In India, gurmar leaves are chewed to elicit the effect. “We were startled by how quickly this works,” recalled Lev. “We sought a more effective, fun and convenient delivery method for this herb, and so set out to overcome its characteristic bitter flavor.” The two women experimented with homemade chewing gum recipes at first, using home gum-making kits. 


Then they combined the techniques with their nutritional knowledge to derive an ideal recipe using a few select natural sweeteners. The formula was further perfected with the help of a leading Israeli confectionary manufacturer. Today, following sourcing of organic gymnema leaves in India, the start-up company manufactures its plant-based gum in a facility in Italy approved for producing functional supplements and is available in two flavors – peppermint, lemon and ginger.


The gum has undergone a successful pilot study at the Obesity Research Center of the Sheba Medical Center at Tel Hashomer (near Tel Aviv). One of the participants said: “I chew the gum twice a day when I get the urge for something sweet, and I feel that the sweet I eat is tasteless. I even tried a chocolate mousse and it tasted sour!
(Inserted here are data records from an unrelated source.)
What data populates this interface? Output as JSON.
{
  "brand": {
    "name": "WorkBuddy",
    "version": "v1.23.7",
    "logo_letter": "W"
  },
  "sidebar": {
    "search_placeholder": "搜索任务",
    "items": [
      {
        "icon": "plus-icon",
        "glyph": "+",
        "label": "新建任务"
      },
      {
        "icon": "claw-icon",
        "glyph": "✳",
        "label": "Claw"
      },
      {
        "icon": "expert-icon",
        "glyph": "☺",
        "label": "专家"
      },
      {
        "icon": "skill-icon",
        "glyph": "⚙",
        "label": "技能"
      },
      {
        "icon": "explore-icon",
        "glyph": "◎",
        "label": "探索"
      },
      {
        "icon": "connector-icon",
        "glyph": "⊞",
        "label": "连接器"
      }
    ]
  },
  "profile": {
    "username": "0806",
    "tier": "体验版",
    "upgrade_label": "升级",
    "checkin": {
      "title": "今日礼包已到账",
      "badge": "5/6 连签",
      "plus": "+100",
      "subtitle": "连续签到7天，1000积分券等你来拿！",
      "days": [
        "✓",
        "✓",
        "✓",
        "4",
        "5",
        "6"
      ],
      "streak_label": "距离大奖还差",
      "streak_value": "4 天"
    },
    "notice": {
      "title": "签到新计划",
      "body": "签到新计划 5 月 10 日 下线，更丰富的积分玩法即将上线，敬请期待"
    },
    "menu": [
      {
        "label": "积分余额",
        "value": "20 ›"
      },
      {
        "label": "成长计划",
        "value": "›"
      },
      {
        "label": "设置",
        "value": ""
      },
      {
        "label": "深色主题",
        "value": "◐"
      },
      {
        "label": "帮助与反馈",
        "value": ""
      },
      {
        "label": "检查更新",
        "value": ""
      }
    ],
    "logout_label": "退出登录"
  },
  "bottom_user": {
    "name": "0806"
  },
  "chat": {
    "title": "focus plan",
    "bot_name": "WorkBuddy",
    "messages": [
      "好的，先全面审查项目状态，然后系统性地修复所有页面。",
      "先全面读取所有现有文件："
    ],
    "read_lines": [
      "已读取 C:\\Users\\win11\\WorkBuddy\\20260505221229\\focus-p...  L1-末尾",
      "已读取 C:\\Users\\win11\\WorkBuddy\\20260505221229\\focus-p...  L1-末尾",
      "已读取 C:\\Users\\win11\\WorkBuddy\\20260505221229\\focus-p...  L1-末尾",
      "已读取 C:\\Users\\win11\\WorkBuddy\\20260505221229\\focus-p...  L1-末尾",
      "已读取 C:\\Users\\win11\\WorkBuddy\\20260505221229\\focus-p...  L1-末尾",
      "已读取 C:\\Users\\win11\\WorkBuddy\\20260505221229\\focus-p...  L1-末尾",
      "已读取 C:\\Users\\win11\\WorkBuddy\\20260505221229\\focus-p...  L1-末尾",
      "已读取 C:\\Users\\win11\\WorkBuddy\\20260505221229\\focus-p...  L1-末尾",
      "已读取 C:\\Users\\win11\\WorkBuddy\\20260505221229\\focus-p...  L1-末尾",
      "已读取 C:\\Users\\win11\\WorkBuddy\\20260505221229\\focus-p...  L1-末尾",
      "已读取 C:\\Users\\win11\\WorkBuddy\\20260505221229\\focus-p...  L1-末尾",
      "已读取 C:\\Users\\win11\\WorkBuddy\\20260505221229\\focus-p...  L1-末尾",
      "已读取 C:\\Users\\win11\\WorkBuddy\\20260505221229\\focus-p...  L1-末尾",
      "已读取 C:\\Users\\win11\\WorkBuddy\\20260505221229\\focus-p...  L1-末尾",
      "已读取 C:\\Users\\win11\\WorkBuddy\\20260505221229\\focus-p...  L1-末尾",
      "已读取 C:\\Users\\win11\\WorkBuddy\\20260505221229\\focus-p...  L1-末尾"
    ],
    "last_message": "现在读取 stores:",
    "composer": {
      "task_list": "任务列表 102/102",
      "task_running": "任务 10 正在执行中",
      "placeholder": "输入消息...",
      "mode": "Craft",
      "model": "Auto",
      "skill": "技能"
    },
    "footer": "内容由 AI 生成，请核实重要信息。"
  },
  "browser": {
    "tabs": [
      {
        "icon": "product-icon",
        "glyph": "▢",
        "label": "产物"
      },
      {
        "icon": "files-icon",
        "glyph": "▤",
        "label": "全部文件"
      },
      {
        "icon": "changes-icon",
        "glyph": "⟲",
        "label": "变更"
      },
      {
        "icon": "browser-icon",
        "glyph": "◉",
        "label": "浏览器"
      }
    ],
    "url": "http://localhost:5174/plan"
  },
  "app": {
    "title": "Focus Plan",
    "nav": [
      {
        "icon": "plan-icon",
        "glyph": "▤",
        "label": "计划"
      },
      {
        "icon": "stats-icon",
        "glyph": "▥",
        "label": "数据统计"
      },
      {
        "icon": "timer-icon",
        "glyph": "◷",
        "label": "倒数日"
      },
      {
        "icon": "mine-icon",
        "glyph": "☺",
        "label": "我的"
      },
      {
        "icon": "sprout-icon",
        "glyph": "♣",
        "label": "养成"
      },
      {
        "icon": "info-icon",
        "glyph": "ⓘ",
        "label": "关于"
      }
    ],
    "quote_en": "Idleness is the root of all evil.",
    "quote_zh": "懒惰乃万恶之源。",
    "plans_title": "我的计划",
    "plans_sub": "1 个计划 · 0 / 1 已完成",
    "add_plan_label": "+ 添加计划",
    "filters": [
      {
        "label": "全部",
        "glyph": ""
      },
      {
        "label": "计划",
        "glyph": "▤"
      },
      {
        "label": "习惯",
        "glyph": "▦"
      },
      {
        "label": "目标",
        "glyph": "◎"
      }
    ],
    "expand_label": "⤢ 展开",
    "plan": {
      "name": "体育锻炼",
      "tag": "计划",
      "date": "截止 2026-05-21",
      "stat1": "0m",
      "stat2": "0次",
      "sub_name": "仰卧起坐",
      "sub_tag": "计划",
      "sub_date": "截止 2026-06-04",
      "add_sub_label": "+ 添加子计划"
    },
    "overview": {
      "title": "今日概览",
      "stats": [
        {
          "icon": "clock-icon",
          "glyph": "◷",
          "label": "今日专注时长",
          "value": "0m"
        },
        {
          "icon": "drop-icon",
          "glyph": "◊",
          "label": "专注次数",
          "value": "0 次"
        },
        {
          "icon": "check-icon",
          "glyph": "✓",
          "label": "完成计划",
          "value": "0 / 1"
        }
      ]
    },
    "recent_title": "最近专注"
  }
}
Most surprising is that I have no desire to eat.” If you eat chocolate after chewing the gum, it will just taste like butter. 


Sweet Victory has received all necessary GMP food supplement approvals and is manufactured in a leading dietary supplement factory. 

Children and pregnant women should consult with their physician prior to using the gum. 


“The gum works on both a physical and a psychological level,” added Lahav “Most people crave something sweet at certain times of the day, usually after lunch and at night. Over time, it becomes an automatic instinct that makes the habit even harder to break. Chewing Sweet Victory gum at those challenging moments can slowly break bad habits and help build better, healthier habits.” Further clinical trials to determine its effect on blood sugar levels in persons with diabetes are in the pipeline.


Sweet Victory is available commercially in Panama, France and Israel and will soon reach the US. From there, the start-up will gradually proceed with a global roll-out.